Asked by Anonymous at 10:34 AM on Feb. 27, 2009 in Relationships

Answers (14)
  • I don't think it is healthy. Sex is a large part of a marriage. Not just for physical gratification but because of intimacy. I would talk with your dh about it. If you love him and are attracted to him then you both should be the effort in to get things going again. Make a date night and see what happens. More kisses and hugs during the day will make for more sexual interest as well. Good luck!
    kboney29

    Answer by kboney29 at 10:36 AM on Feb. 27, 2009

  • It is not easy to still feel like sexy after a busy day, I know, I feel just the same. I never feel like sex, but once I have made an effort, I feel fullfilled and happy afterwards. It does bring you closer to each other.
    Roxy222

    Answer by Roxy222 at 10:43 AM on Feb. 27, 2009

  • It doesn't sound healthy to me. You might as well just have a roommate. I know my husband would walk if that's how we were.
    JustAMom2008

    Answer by JustAMom2008 at 10:58 AM on Feb. 27, 2009

  • well all relationships have there dry spells. Yours may be going through one.
    pagirl71

    Answer by pagirl71 at 10:59 AM on Feb. 27, 2009

  • ithink that sex is a huge part of a marriage,.even just light affection is very important.i cannot go without at least being touched(hugged,.caressed) or kissed.maybe talk to him and tell him how its upsetting you and hear why he hasnt been wanting it,.or maybe try to start it out one night,.
    naturepeace

    Answer by naturepeace at 11:26 AM on Feb. 27, 2009

  • I think it's unhealthy..but you're going through a spell. My husband and I went through it. But it's very important to work hard to change it....at one point I did feel like my husband was my room mate.,...lol. Good luck....trust me...it is very normal to go through this.
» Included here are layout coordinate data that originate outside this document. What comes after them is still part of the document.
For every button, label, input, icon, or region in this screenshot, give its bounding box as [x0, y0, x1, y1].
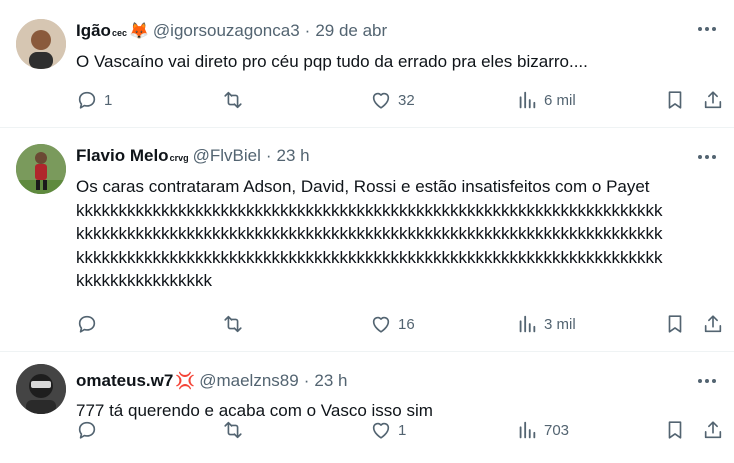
separator-dot: ·: [265, 146, 272, 165]
reply-button[interactable]: 1: [76, 89, 112, 111]
view-count: 703: [544, 421, 570, 439]
tweet-header: Igão cec 🦊 @igorsouzagonca3 · 29 de abr: [76, 20, 718, 44]
more-icon[interactable]: [694, 368, 720, 394]
reply-button[interactable]: [76, 313, 104, 335]
like-button[interactable]: 32: [370, 89, 415, 111]
views-button[interactable]: 6 mil: [516, 89, 576, 111]
reply-icon: [78, 91, 96, 109]
bookmark-button[interactable]: [664, 313, 686, 335]
like-button[interactable]: 1: [370, 419, 406, 441]
like-count: 1: [398, 421, 407, 439]
like-button[interactable]: 16: [370, 313, 415, 335]
separator-dot: ·: [304, 21, 311, 40]
timestamp[interactable]: 29 de abr: [315, 20, 387, 42]
tweet[interactable]: omateus.w7 💢 @maelzns89 · 23 h 777 tá que…: [0, 352, 734, 463]
views-button[interactable]: 3 mil: [516, 313, 576, 335]
view-count: 3 mil: [544, 315, 576, 333]
display-name[interactable]: Flavio Melo: [76, 145, 169, 167]
avatar[interactable]: [16, 144, 66, 194]
tweet-text: Os caras contrataram Adson, David, Rossi…: [76, 177, 663, 290]
tweet[interactable]: Igão cec 🦊 @igorsouzagonca3 · 29 de abr O …: [0, 0, 734, 128]
name-superscript: cec: [111, 28, 127, 38]
user-handle[interactable]: @maelzns89: [199, 370, 298, 392]
action-bar: 1 703: [76, 418, 724, 442]
anger-emoji-icon: 💢: [175, 373, 196, 390]
action-bar: 16 3 mil: [76, 312, 724, 336]
views-icon: [519, 315, 536, 333]
views-icon: [519, 91, 536, 109]
retweet-button[interactable]: [222, 89, 250, 111]
action-bar: 1 32 6 mil: [76, 88, 724, 112]
views-icon: [519, 421, 536, 439]
more-icon[interactable]: [694, 16, 720, 42]
view-count: 6 mil: [544, 91, 576, 109]
timestamp[interactable]: 23 h: [277, 145, 310, 167]
share-icon: [704, 91, 722, 109]
bookmark-button[interactable]: [664, 89, 686, 111]
share-icon: [704, 315, 722, 333]
tweet-header: omateus.w7 💢 @maelzns89 · 23 h: [76, 370, 718, 393]
share-icon: [704, 421, 722, 439]
heart-icon: [372, 316, 390, 333]
fox-emoji-icon: 🦊: [128, 23, 149, 40]
like-count: 16: [398, 315, 415, 333]
like-count: 32: [398, 91, 415, 109]
views-button[interactable]: 703: [516, 419, 569, 441]
reply-icon: [78, 421, 96, 439]
tweet-feed: Igão cec 🦊 @igorsouzagonca3 · 29 de abr O …: [0, 0, 734, 463]
tweet-header: Flavio Melo crvg @FlvBiel · 23 h: [76, 145, 718, 169]
avatar[interactable]: [16, 19, 66, 69]
reply-icon: [78, 315, 96, 333]
reply-count: 1: [104, 91, 113, 109]
retweet-icon: [224, 91, 242, 109]
retweet-button[interactable]: [222, 419, 250, 441]
more-icon[interactable]: [694, 144, 720, 170]
user-handle[interactable]: @igorsouzagonca3: [153, 20, 300, 42]
bookmark-icon: [668, 421, 682, 439]
separator-dot: ·: [303, 371, 310, 390]
avatar[interactable]: [16, 364, 66, 414]
bookmark-icon: [668, 91, 682, 109]
heart-icon: [372, 422, 390, 439]
share-button[interactable]: [702, 313, 724, 335]
display-name[interactable]: omateus.w7: [76, 370, 173, 392]
name-superscript: crvg: [169, 153, 189, 163]
bookmark-button[interactable]: [664, 419, 686, 441]
retweet-icon: [224, 421, 242, 439]
reply-button[interactable]: [76, 419, 104, 441]
share-button[interactable]: [702, 89, 724, 111]
tweet-text: O Vascaíno vai direto pro céu pqp tudo d…: [76, 52, 588, 71]
timestamp[interactable]: 23 h: [314, 370, 347, 392]
user-handle[interactable]: @FlvBiel: [193, 145, 261, 167]
retweet-button[interactable]: [222, 313, 250, 335]
share-button[interactable]: [702, 419, 724, 441]
heart-icon: [372, 92, 390, 109]
bookmark-icon: [668, 315, 682, 333]
tweet[interactable]: Flavio Melo crvg @FlvBiel · 23 h Os caras…: [0, 128, 734, 352]
retweet-icon: [224, 315, 242, 333]
display-name[interactable]: Igão: [76, 20, 111, 42]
It's only temporary.
    NJMom2Tyler

    Answer by NJMom2Tyler at 11:55 AM on Feb. 27, 2009

  • Sex is not that important but intimacy is. We have had periods we could not have sex very much. I was on anti depressants and had no libido. My husband and I stayed close by still cuddling and touching each other. It was not easy but we made it. My husband loves me and wants me anyway he can have me. He told me if he never had sex with me again he would be with me still. Having a supportive and loving man like that helped me get over the fact I had been raped and allowed me to be sexual once again. I know many men and women who would leave their spouse over sex they hit a dry spell and instead of fixing the problem they leave or find someone else. Sex was all they had so they really had nothing.

    Anonymous

    Answer by Anonymous at 12:21 PM on Feb. 27, 2009

  • its not healthy for the relationship,unless you are both ok with it.Its also not healthy for youre kids.they learn to love by watching you hold hands,give each other a kiss or even a hug,i dont feel sex is everything if something happend to my so and he couldnt,i would still love him and work through it.maybe you to should talk or seek counsaling
    lifeisgood176

    Answer by lifeisgood176 at 12:28 PM on Feb. 27, 2009

  • there are a lot of sexless and happy marriages out there. Focus on the positive and not the negative
    admckenzie

    Answer by admckenzie at 12:39 PM on Feb. 27, 2009

  • i dont know thats unhealthy but, i do know thats normal.